For the foregoing reasons, the Court DENIES Petitioner's motion to reopen proceedings under Rule 60(b)(6).

IT IS SO ORDERED.

FootNotes


1. All ECF citations refer to No. 99-CR-20106-LHK-2 unless specified otherwise.
2. Although Gonzalez was limited to § 2254 cases, the Ninth Circuit has held that Gonzalez's "analysis is equally applicable to § 2255 cases." Buenrostro I, 638 F.3d at 722.
3. Even if Petitioner had sought a certificate from the Ninth Circuit, the Court is skeptical that Petitioner could satisfy the § 2255(h) standard. Petitioner does not purport to rely on "newly discovered evidence that, if proven and viewed in light of the evidence as a whole, would be sufficient to establish by clear and convincing evidence that no reasonable factfinder would have found [him] guilty of the offense." 28 U.S.C. § 2255(h)(1).

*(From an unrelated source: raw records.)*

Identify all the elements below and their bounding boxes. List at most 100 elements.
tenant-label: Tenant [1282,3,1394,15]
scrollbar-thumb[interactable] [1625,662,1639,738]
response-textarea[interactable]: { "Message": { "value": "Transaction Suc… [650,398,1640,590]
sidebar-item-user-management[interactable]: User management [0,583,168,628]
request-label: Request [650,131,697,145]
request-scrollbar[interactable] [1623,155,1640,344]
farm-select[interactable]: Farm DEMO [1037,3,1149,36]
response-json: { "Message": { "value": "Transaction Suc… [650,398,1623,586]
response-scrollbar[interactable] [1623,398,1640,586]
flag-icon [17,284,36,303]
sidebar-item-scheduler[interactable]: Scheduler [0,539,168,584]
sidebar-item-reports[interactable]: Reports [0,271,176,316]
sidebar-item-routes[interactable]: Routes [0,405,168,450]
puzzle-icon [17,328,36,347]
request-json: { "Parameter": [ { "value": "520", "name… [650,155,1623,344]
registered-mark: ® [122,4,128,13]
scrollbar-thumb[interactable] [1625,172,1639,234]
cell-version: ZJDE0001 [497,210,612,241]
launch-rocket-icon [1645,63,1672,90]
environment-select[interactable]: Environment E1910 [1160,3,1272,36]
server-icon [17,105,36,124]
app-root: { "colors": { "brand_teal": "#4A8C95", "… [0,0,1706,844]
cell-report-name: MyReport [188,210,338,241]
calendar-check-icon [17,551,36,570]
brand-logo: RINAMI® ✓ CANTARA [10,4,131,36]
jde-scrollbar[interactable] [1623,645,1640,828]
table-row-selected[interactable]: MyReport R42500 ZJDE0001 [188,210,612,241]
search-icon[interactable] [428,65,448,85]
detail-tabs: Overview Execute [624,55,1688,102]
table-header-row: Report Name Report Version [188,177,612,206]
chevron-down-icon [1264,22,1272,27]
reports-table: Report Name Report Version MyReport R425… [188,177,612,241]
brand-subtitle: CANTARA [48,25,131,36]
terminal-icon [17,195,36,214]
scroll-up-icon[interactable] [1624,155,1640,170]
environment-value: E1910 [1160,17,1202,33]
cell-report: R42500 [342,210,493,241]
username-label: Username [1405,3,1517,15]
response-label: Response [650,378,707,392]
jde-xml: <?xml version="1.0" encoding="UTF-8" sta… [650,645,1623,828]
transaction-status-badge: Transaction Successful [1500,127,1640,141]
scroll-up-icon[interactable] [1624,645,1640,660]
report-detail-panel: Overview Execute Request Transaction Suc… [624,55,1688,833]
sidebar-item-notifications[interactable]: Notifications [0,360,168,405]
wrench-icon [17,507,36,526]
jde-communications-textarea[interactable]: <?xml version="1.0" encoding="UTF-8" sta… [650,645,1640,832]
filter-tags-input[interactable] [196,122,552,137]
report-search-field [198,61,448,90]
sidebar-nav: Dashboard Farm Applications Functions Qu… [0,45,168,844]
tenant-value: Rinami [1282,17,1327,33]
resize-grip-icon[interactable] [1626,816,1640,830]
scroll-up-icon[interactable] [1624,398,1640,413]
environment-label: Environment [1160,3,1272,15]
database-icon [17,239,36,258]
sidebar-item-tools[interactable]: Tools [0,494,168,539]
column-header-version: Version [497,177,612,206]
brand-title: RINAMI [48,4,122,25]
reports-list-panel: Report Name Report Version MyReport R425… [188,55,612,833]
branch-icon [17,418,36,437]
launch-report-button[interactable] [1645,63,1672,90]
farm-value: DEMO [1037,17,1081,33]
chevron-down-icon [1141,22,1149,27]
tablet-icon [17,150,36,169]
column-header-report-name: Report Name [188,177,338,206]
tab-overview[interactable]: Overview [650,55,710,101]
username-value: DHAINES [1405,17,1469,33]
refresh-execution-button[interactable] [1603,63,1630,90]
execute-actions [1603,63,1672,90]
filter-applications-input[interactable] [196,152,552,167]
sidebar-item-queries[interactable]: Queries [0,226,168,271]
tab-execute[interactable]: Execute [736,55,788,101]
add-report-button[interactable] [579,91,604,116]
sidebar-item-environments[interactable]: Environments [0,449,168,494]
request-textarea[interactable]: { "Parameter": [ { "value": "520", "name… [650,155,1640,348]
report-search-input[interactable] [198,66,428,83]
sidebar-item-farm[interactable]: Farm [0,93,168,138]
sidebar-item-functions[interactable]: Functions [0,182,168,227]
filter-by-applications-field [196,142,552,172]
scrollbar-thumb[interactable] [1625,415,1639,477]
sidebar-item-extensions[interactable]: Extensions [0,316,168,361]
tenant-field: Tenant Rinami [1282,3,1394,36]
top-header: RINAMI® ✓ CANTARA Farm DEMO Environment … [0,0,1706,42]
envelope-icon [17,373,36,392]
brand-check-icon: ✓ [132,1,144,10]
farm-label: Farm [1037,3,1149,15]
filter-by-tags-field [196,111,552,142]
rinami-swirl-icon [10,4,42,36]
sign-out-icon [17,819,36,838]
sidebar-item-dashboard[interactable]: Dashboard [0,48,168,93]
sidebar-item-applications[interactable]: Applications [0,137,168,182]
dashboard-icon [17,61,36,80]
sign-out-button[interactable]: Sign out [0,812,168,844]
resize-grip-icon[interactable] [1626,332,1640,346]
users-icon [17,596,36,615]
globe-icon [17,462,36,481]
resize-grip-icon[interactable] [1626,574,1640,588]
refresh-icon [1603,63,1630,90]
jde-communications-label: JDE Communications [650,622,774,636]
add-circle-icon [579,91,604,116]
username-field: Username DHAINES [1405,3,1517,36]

Nor does Petitioner purport to rely on "a new rule of constitutional law, made retroactive to cases on collateral review by the Supreme Court, that was previously unavailable." Id. § 2255(h)(2). Rather, Petitioner's motion relies on the U.S. Supreme Court's ruling in Lafler. However, Lafler cannot form the basis for an application for a second or successive motion under § 2255(h)(2) because the Ninth Circuit has already held that Lafler did not "decide[] a new rule of constitutional law." Buenrostro II, 697 F.3d at 1140.